Testing the Mossberg Flex: From Ducks to Deer to Self Defense in Minutes
It’s as if Lego made a shotgun. You snap some parts off, put some on, swap barrels, and your duck...
It’s as if Lego made a shotgun. You snap some parts off, put some on, swap barrels, and your duck gun is a deer gun. Or a turkey gun. Or a home-defense gun or a tactical riot gun. You can change the stock, fore-end, and pad of Mossberg’s Model 500 Flex pump action in less than two minutes, without tools. Available in 11 base models, with 16 accessory parts, the Flex represents the ultimate expression of Mossberg’s shooting-system approach.
Having tied the company’s success to the Model 500 in 1962, Mossberg has since marketed its budget pump to be the one gun a shooter could use for every conceivable purpose. Over the years the company offered accessories and countless extra barrels to make the 500 extra versatile.
With the Flex, which comes in both the 500 and its military counterpart the 590, changing the gun’s furniture becomes as easy as switching barrels. The project started six and a half years ago when a Mossberg employee posed this question: “Wouldn’t it be great to be able to come home from duck hunting and switch your gun for home defense?”
Pick a Part, Any Part
Instant switching of parts is possible via the Flex’s TLS (tool-less locking system). The biggest design challenge lay in making a stock that could be removed and replaced fast without compromising strength. Mossberg engineers replaced the standard through-bolt in the stock with a zinc spline (ridged socket and coupling). A bolt on top of the stock head locks the spline. Pull the bolt up, turn it 90 degrees, and the stock pulls off. The fore-end snaps on and off a bracket staked to the action bars by means of a spring latch. Another latch holds the recoil pad in place, and it pops off when you push a recessed button.
Because the military expressed an interest in Flex, the guns have endured strenuous testing. “They were carried, dropped, shot a lot, and put through other tests to simulate active-duty use,” says Mossberg’s Bill Lutton.
The guns have also survived contact with the general public.
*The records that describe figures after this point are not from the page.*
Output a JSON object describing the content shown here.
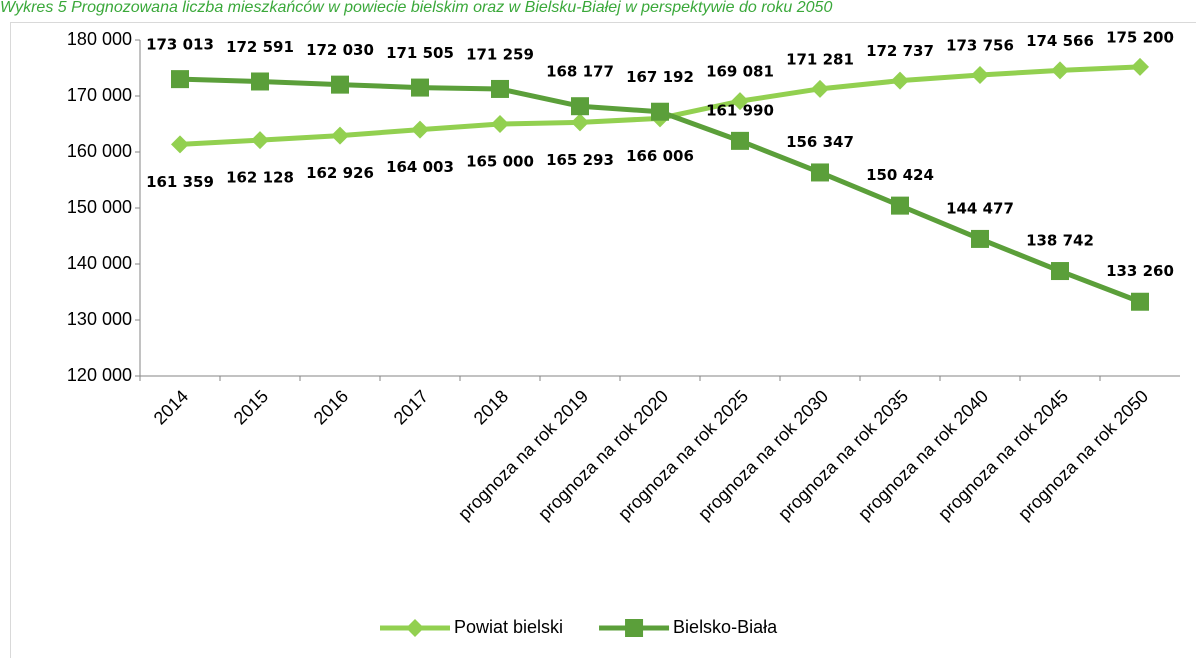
{
  "chart_data": {
    "type": "line",
    "title": "Wykres 5 Prognozowana liczba mieszkańców w powiecie bielskim oraz w Bielsku-Białej w perspektywie do roku 2050",
    "categories": [
      "2014",
      "2015",
      "2016",
      "2017",
      "2018",
      "prognoza na rok 2019",
      "prognoza na rok 2020",
      "prognoza na rok 2025",
      "prognoza na rok 2030",
      "prognoza na rok 2035",
      "prognoza na rok 2040",
      "prognoza na rok 2045",
      "prognoza na rok 2050"
    ],
    "series": [
      {
        "name": "Powiat bielski",
        "color": "#92d050",
        "marker": "diamond",
        "values": [
          161359,
          162128,
          162926,
          164003,
          165000,
          165293,
          166006,
          169081,
          171281,
          172737,
          173756,
          174566,
          175200
        ],
        "value_labels": [
          "161 359",
          "162 128",
          "162 926",
          "164 003",
          "165 000",
          "165 293",
          "166 006",
          "169 081",
          "171 281",
          "172 737",
          "173 756",
          "174 566",
          "175 200"
        ]
      },
      {
        "name": "Bielsko-Biała",
        "color": "#5b9f3a",
        "marker": "square",
        "values": [
          173013,
          172591,
          172030,
          171505,
          171259,
          168177,
          167192,
          161990,
          156347,
          150424,
          144477,
          138742,
          133260
        ],
        "value_labels": [
          "173 013",
          "172 591",
          "172 030",
          "171 505",
          "171 259",
          "168 177",
          "167 192",
          "161 990",
          "156 347",
          "150 424",
          "144 477",
          "138 742",
          "133 260"
        ]
      }
    ],
    "ylim": [
      120000,
      180000
    ],
    "yticks": [
      {
        "value": 120000,
        "label": "120 000"
      },
      {
        "value": 130000,
        "label": "130 000"
      },
      {
        "value": 140000,
        "label": "140 000"
      },
      {
        "value": 150000,
        "label": "150 000"
      },
      {
        "value": 160000,
        "label": "160 000"
      },
      {
        "value": 170000,
        "label": "170 000"
      },
      {
        "value": 180000,
        "label": "180 000"
      }
    ],
    "legend": "bottom"
  }
}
Demo models were put together and taken apart hundreds of times at trade shows without failure. The connectors on my test Flex functioned well. The stock joint felt rock solid. Like all Mossberg products, the Flex seems inexpensively made, but don’t underestimate it: Mossberg has built its brand with affordable, durable shotguns; there are currently 50,000 to 70,000 Model 590s in military service.
At the Range
The Flex weighed a little over 7 pounds, a bit more than some 500s. It handled just the same as any Model 500, although the fore-end was a tad bulkier than normal. All the guns have Accu-Choke interchangeable choke tubes. It cycled slickly out of the box, as I found at the skeet range.
I switched parts to make a tactical gun and fired the Flex with Federal’s FliteControl buckshot loads. My gun was one of the versions fitted with the adjustable Lightning Pump Action trigger. It had a pull of a little less than 3 pounds as set at the factory, making it easy to place the buckshot loads precisely on target.
Complaints? Many of the Flex barrels are ported, but the recoil reduction is slight and the trade-off is cleaning ports.
Eleven versions of the Flex, all in 12 gauge, range from $593 to $826. A Flex would be perfect for kids; it is priced right and the pad, stock, and barrels can grow along with your son or daughter.
Most people currently buying guns are using them to shoot for fun at targets, milk jugs, zombies, whatever. Going to the range is bound to put them in contact with hunters. With the Flex, they have a gun that’s easily convertible to hunting if they want to give it a try. For that reason, the Flex could be good for all of us.